Zecken lauern überall


Dr. Bettina Krieg, Stuttgart

Wenn in Haus- und Schrebergärten weiße Stoffbahnen über Rasen, Büsche und Blumenbeete gezogen werden, ist das Team von Professor Dr. Ute Mackenstedt von der Uni Hohenheim im Einsatz. Die Mitarbeiter der „Gartenstudie“ sammeln Zecken, zählen sie und weisen nach, mit welchen Krankheitserregern sie befallen sind. Bislang wurden für diese Studie mehr als 100 Gärten im Großraum Stuttgart durchforstet. Auch wenn die Zeckendichte jeweils unterschiedlich war – in jedem Garten wurden Zecken gefunden, unabhängig davon, ob er sich nah oder fern eines Waldes befand, innerhalb eines Ortes oder am Rand der Bebauung lag und wieviel Mühe die Besitzer in seine Pflege steckten [4]. Die Botschaft: Zecken lauern nicht nur in fernen Waldgegenden, sondern fast überall. Und mit ihnen die Gefahr, sich durch einen Zeckenstich mit den Erregern der Frühsommer-Meningoenzephalitis (FSME) oder der Lyme-Borreliose zu infizieren.

Für die eine Erkrankung gibt es keine spezifische Therapie, für die andere keine Impfung. Während derzeit tatsächlich kein antiviraler Wirkansatz gegen die Erreger der FSME existiert, gab es in den USA schon einmal einen Impfstoff gegen Lyme-Borreliose. Dessen Marktrücknahme 2002 war allerdings mit einigen Verwicklungen verbunden, die bis heute nachwirken.
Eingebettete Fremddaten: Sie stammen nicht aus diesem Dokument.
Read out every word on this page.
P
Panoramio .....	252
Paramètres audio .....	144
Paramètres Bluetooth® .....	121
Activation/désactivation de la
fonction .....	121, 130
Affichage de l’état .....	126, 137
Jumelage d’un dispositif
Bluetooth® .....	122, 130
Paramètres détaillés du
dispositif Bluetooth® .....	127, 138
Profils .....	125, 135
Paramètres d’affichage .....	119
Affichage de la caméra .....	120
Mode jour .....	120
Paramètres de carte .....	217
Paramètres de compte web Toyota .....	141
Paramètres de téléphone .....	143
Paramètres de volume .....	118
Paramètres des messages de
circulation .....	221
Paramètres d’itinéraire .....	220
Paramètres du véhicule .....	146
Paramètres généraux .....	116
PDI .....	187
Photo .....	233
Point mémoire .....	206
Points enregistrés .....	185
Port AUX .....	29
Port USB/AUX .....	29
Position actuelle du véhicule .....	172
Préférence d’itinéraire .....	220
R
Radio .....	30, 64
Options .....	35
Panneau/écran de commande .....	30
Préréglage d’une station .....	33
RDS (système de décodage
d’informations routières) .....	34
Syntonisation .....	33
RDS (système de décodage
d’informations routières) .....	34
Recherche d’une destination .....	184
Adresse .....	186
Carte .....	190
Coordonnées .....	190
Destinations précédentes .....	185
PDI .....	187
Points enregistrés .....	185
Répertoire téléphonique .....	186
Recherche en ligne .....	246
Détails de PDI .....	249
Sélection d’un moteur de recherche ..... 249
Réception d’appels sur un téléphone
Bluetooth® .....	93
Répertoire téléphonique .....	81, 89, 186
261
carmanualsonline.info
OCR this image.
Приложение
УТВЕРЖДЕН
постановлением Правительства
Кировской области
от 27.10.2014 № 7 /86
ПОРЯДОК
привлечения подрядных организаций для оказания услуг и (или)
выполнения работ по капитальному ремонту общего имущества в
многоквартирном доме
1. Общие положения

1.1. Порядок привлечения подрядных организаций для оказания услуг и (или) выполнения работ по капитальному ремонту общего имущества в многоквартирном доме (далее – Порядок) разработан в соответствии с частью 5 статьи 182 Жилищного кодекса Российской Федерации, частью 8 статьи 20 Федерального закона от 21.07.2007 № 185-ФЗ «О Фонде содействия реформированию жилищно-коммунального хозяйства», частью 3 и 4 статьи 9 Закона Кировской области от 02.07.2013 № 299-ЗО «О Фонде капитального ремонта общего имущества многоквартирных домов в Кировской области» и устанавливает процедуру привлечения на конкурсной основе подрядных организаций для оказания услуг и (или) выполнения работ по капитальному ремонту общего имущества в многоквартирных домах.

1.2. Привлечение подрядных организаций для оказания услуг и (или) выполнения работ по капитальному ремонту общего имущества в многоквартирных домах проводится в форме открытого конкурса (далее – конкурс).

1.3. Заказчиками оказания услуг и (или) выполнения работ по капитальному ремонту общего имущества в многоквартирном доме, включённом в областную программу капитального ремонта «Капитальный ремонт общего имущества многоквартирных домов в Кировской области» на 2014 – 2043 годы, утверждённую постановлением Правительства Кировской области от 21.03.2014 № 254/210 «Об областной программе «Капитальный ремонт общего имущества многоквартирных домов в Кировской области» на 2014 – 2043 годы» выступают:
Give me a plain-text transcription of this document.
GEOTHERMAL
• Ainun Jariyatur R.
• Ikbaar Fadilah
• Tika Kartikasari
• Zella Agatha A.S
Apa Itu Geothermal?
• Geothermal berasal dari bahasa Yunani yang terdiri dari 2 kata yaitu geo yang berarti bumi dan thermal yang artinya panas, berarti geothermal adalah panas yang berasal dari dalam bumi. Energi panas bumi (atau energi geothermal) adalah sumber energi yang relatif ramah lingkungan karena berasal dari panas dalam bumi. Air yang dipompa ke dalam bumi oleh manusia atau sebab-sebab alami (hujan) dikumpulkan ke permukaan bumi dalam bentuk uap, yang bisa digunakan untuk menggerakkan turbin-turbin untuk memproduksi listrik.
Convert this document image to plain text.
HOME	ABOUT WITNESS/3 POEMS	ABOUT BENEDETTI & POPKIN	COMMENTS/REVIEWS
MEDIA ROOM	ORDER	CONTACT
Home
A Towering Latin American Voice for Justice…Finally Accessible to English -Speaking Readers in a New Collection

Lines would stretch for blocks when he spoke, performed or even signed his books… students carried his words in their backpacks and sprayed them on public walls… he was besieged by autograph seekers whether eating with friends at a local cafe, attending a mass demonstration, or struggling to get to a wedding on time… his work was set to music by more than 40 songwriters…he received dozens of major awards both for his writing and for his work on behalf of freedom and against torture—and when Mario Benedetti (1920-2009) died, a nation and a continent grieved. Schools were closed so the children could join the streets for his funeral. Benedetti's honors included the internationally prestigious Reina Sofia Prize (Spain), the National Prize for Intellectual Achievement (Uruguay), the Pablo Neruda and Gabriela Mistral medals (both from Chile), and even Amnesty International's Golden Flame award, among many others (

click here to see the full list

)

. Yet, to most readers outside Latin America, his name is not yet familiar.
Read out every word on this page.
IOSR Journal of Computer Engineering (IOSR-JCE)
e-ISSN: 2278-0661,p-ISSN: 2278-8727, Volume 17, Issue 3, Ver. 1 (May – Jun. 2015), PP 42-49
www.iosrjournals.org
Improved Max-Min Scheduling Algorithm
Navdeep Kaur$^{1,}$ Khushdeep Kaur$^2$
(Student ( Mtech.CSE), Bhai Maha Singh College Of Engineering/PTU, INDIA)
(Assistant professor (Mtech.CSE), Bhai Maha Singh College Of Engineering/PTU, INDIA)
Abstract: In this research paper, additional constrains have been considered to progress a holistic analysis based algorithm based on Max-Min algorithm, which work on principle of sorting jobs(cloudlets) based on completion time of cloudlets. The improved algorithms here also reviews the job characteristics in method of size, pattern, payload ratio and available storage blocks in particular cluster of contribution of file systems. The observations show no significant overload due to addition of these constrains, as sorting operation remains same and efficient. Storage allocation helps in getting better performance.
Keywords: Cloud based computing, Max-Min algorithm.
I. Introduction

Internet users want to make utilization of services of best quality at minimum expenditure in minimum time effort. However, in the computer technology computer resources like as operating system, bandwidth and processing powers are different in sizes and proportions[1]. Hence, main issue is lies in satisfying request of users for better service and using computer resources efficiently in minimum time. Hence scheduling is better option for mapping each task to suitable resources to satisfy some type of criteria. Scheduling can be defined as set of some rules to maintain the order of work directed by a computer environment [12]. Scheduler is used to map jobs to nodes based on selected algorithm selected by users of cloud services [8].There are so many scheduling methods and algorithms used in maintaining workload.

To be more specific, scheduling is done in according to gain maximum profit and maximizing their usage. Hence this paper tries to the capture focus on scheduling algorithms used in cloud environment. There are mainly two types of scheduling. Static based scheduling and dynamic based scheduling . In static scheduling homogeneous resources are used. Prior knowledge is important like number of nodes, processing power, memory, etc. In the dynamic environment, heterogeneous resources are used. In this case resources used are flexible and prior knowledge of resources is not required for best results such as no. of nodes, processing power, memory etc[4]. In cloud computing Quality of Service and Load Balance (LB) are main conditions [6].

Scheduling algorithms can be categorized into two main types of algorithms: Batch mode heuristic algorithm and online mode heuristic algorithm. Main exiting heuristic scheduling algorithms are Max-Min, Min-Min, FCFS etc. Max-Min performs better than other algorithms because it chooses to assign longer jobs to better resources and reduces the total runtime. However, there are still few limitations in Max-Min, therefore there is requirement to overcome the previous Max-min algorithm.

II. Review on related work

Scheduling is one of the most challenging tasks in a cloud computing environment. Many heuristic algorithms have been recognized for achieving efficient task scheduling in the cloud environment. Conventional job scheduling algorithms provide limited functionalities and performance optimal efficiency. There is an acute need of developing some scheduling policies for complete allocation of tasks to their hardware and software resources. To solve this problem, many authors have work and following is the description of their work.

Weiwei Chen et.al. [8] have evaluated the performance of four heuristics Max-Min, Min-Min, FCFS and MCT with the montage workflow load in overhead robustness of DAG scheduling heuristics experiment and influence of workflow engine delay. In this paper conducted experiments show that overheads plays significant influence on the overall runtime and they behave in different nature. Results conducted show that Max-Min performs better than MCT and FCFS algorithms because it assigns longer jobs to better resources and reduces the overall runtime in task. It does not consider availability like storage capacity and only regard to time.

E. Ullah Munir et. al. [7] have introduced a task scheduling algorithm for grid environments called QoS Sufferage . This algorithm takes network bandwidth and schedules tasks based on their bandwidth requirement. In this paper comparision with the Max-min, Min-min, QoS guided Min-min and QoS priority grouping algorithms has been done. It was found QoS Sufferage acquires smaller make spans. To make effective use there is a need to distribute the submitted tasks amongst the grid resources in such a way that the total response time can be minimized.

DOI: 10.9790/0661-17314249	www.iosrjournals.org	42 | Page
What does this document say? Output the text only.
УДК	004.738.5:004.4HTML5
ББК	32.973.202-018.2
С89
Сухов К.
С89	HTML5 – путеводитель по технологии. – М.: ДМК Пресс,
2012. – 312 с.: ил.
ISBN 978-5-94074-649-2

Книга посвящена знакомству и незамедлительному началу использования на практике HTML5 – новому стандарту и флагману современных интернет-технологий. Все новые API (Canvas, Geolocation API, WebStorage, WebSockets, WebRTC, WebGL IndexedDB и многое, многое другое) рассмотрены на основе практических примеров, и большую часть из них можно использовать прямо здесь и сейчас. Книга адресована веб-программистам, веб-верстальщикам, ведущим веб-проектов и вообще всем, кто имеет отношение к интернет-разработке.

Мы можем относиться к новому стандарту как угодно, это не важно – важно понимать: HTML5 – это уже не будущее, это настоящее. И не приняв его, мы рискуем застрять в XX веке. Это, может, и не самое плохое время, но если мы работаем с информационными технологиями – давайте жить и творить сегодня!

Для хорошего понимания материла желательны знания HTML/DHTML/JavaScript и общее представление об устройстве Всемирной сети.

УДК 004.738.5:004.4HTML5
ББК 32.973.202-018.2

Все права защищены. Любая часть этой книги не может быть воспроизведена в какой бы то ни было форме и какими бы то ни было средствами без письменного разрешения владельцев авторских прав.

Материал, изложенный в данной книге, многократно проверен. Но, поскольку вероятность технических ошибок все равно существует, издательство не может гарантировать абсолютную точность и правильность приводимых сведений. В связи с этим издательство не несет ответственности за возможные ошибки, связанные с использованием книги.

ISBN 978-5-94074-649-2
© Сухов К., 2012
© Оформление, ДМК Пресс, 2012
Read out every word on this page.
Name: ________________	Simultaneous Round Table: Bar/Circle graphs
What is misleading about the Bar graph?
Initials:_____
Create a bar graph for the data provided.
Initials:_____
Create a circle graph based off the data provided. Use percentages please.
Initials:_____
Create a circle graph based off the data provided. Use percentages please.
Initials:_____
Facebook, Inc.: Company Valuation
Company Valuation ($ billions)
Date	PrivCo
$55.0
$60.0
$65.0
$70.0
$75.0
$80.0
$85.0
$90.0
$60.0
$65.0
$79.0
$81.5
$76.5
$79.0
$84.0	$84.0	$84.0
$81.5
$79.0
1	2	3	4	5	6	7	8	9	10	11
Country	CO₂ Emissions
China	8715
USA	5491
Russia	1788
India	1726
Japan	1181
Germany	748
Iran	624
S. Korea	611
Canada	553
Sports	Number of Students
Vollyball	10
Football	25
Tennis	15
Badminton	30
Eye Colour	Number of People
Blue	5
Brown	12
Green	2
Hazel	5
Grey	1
Lymerix® der Firma GlaxoSmithKline erhielt 1999 die FDA-Zulassung. Als Antigenstruktur des Impfstoffs diente das Lipoprotein OspA (Outer surface protein A) von Borrelia burgdorferi sensu stricto, dem in den USA vorherrschenden Erreger [1]. Kurze Zeit nach der Zulassung jedoch kam in Fachpublikationen – begleitet von starkem Medieninteresse – die Frage auf, ob die Impfung mit einem erhöhten Risiko einer autoimmun vermittelten Arthritis verbunden ist [2]. Begründet wurde diese Hypothese damit, dass Teile des OspA-Proteins homologe Sequenzen zu einem körpereigenen Protein aufweisen. Obwohl eine FDA-Kommission 2001 keine Evidenz für diesen Zusammenhang sah, gingen die Verkaufszahlen stark zurück. Zudem drohten Impfgegner mit Prozessen. Letzten Endes nahm GSK den Impfstoff freiwillig „wegen zu geringem Absatz“ vom Markt.

Eine weitere Schwierigkeit in den USA ergab sich, da wenig Einigkeit über die Notwendigkeit einer Borreliose-Impfung bestand. Als „Yuppie-Vaccine“ verschrieen, galt der Impfstoff teilweise eher als Luxus für besonders ängstliche Menschen denn als nützlich für die öffentliche Gesundheit [3]. Doch sollten angesichts steigender Inzidenzen nicht auch Menschen in besonders gefährdeten Gebieten die Option haben, sich gegen Lyme-Borreliose impfen zu lassen – so wie es bei der FSME möglich ist?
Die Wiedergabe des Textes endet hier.